Electronic circuits spend a lot of their time filtering out noise, and many motifs in molecular biology do this same function. Most of this noise is stochastic: a charmingly ancient Greek word that more-or-less equates to random, but not exactly, being derived from the Greek stochastikos, ‘skillful in aiming.’ To me, stochastic embodies the old saw that ‘if something can happen, it will.’
Stochastic occurrences mess up our pretty, deterministic, view of how things happen. For example, the response of our bodies to radiation therapy is stochastic since not every cell receiving the radiation energy is at a point in its life cycle when the radiation therapy can effect it: Some cells are (those currently reproducing) whilst other cells are not (those currently at rest). This is a problem when one uses methods of measurement that are Gaussian (i.e they ‘average things out’) because these types of measurement will yield indications of a more gradated response than really occurred.
Stochastic music was pioneered by the composer Iannis Xenakis. Unfortunately, while undoubtedly making for interesting math, I agree with this author that the music sounds more or less like an hour-long extended visit to a junk yard. I do like some of Xenakis’ other music though, such as Metastaseis..
Most network motifs try to soften up the responsiveness of transcription factors to stimulus with a high signal to noise ratio, sort of like how an experienced parent can tell the difference between a crying child who just needs to nap versus a child in true distress.
Since developing the Quodlibet module in Datapunk I’ve been increasingly aware of the need to incorporate these types of motifs in my network calculations, when and where they show up. Quodlibet currently does quite a bit of graph/network/combinatorial calculation already (click on the Analytics link in any molecular map to see it at work) so looking for network motifs seemed the logical next step.
I mostly work in Perl, so I often take advantage of CPAN (The Comprehensive Perl Archive Network) which hosts a wealth of Perl modules, including a terrific collection of bioscience libraries, such as Bioperl. These modules are what makes Perl so great: you do not have to reinvent the wheel and in many instances you don’t even have to know exactly how the wheel works. Just plug it in, feed it good stuff and get the output. CPAN has been a great asset with Quodlibet, but contained no modules for network motif detection. Fortunately an online homework assignment provided me with the means to get started.
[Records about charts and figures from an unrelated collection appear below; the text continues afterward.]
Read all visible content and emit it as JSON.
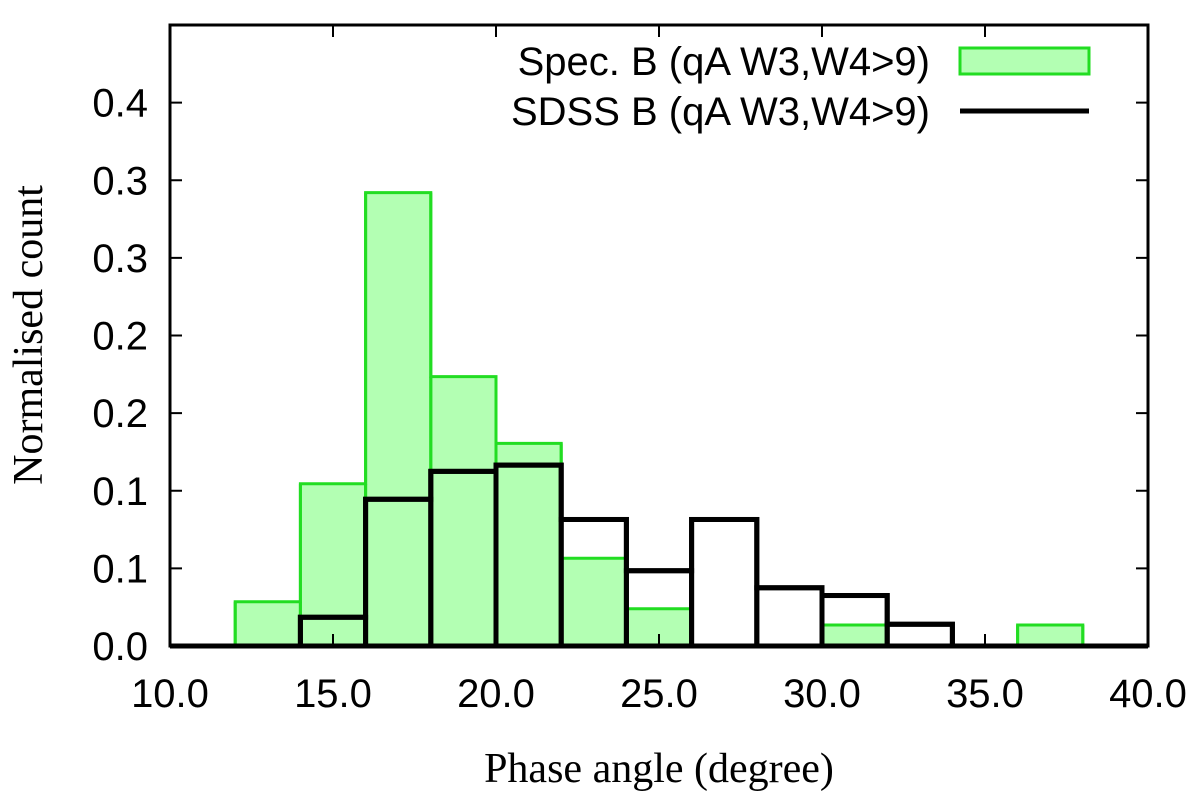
{
  "chart_data": {
    "type": "bar",
    "xlabel": "Phase angle (degree)",
    "ylabel": "Normalised count",
    "xlim": [
      10,
      40
    ],
    "ylim": [
      0,
      0.4
    ],
    "x_ticks": [
      {
        "value": 10,
        "label": "10.0"
      },
      {
        "value": 15,
        "label": "15.0"
      },
      {
        "value": 20,
        "label": "20.0"
      },
      {
        "value": 25,
        "label": "25.0"
      },
      {
        "value": 30,
        "label": "30.0"
      },
      {
        "value": 35,
        "label": "35.0"
      },
      {
        "value": 40,
        "label": "40.0"
      }
    ],
    "y_ticks": [
      {
        "value": 0.0,
        "label": "0.0"
      },
      {
        "value": 0.05,
        "label": "0.1"
      },
      {
        "value": 0.1,
        "label": "0.1"
      },
      {
        "value": 0.15,
        "label": "0.2"
      },
      {
        "value": 0.2,
        "label": "0.2"
      },
      {
        "value": 0.25,
        "label": "0.3"
      },
      {
        "value": 0.3,
        "label": "0.3"
      },
      {
        "value": 0.35,
        "label": "0.4"
      }
    ],
    "bin_edges": [
      10,
      12,
      14,
      16,
      18,
      20,
      22,
      24,
      26,
      28,
      30,
      32,
      34,
      36,
      38,
      40
    ],
    "legend_position": "top-right",
    "series": [
      {
        "name": "Spec. B (qA W3,W4>9)",
        "style": "filled",
        "fill": "#b3ffb3",
        "stroke": "#22dd22",
        "values": [
          0,
          0.0285,
          0.1045,
          0.292,
          0.1735,
          0.1305,
          0.0565,
          0.024,
          0,
          0,
          0.0135,
          0,
          0,
          0.0135,
          0
        ]
      },
      {
        "name": "SDSS B (qA W3,W4>9)",
        "style": "outline",
        "fill": "none",
        "stroke": "#000000",
        "values": [
          0,
          0,
          0.0185,
          0.0945,
          0.1125,
          0.1165,
          0.0815,
          0.0485,
          0.0815,
          0.0375,
          0.0325,
          0.014,
          0,
          0,
          0
        ]
      }
    ]
  }
}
However, before I launch into any of that stuff, in my next blog I’ll take a look at the most common network motifs. These have been identified largely through the work of Uri Alon and his lab at the Weizmann Institute of Science in Israel, and if your interest runs in the direction of computational biology, I recommend that you take a look at his book Introduction to Systems Biology: Design Principles of Biologic Circuits (Chapman and Hall/CRC). The loop is a basic network motif, so next blog we’ll take take a look a a few variations to get an idea about how these things work things.
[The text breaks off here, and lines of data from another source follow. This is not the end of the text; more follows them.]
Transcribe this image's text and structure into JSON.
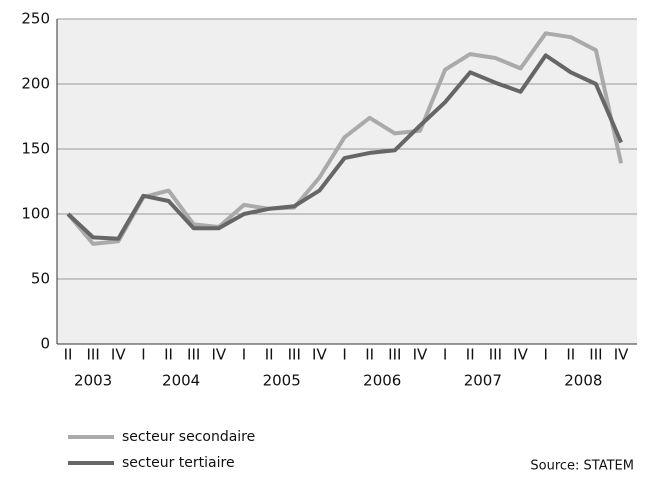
{
  "chart_data": {
    "type": "line",
    "groups": [
      {
        "label": "2003",
        "categories": [
          "II",
          "III",
          "IV"
        ]
      },
      {
        "label": "2004",
        "categories": [
          "I",
          "II",
          "III",
          "IV"
        ]
      },
      {
        "label": "2005",
        "categories": [
          "I",
          "II",
          "III",
          "IV"
        ]
      },
      {
        "label": "2006",
        "categories": [
          "I",
          "II",
          "III",
          "IV"
        ]
      },
      {
        "label": "2007",
        "categories": [
          "I",
          "II",
          "III",
          "IV"
        ]
      },
      {
        "label": "2008",
        "categories": [
          "I",
          "II",
          "III",
          "IV"
        ]
      }
    ],
    "series": [
      {
        "name": "secteur secondaire",
        "color": "#aaaaaa",
        "values": [
          100,
          77,
          79,
          113,
          118,
          92,
          90,
          107,
          104,
          105,
          128,
          159,
          174,
          162,
          164,
          211,
          223,
          220,
          212,
          239,
          236,
          226,
          139
        ]
      },
      {
        "name": "secteur tertiaire",
        "color": "#666666",
        "values": [
          100,
          82,
          81,
          114,
          110,
          89,
          89,
          100,
          104,
          106,
          118,
          143,
          147,
          149,
          168,
          186,
          209,
          201,
          194,
          222,
          209,
          200,
          155
        ]
      }
    ],
    "ylim": [
      0,
      250
    ],
    "yticks": [
      0,
      50,
      100,
      150,
      200,
      250
    ],
    "grid": true,
    "legend": "bottom-left",
    "source": "Source: STATEM"
  }
}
Like the digital circuitry in your computer, clusters of network motifs are capable of computational processes. Think about this: Humans share about 98% of their genome (at least the sequences) with apes. This of course begs the question ‘why are we not more similar?’ The answer is that while we share much of the base sequences, there are tremendous differences in the ‘computational knowledge’ that acts upon these sequences, in particular the networks involved in transcription factor regulation: operons, regulons and modulons. It is the ‘combinatoric wisdom’ that seems to differentiate between the classes of life forms.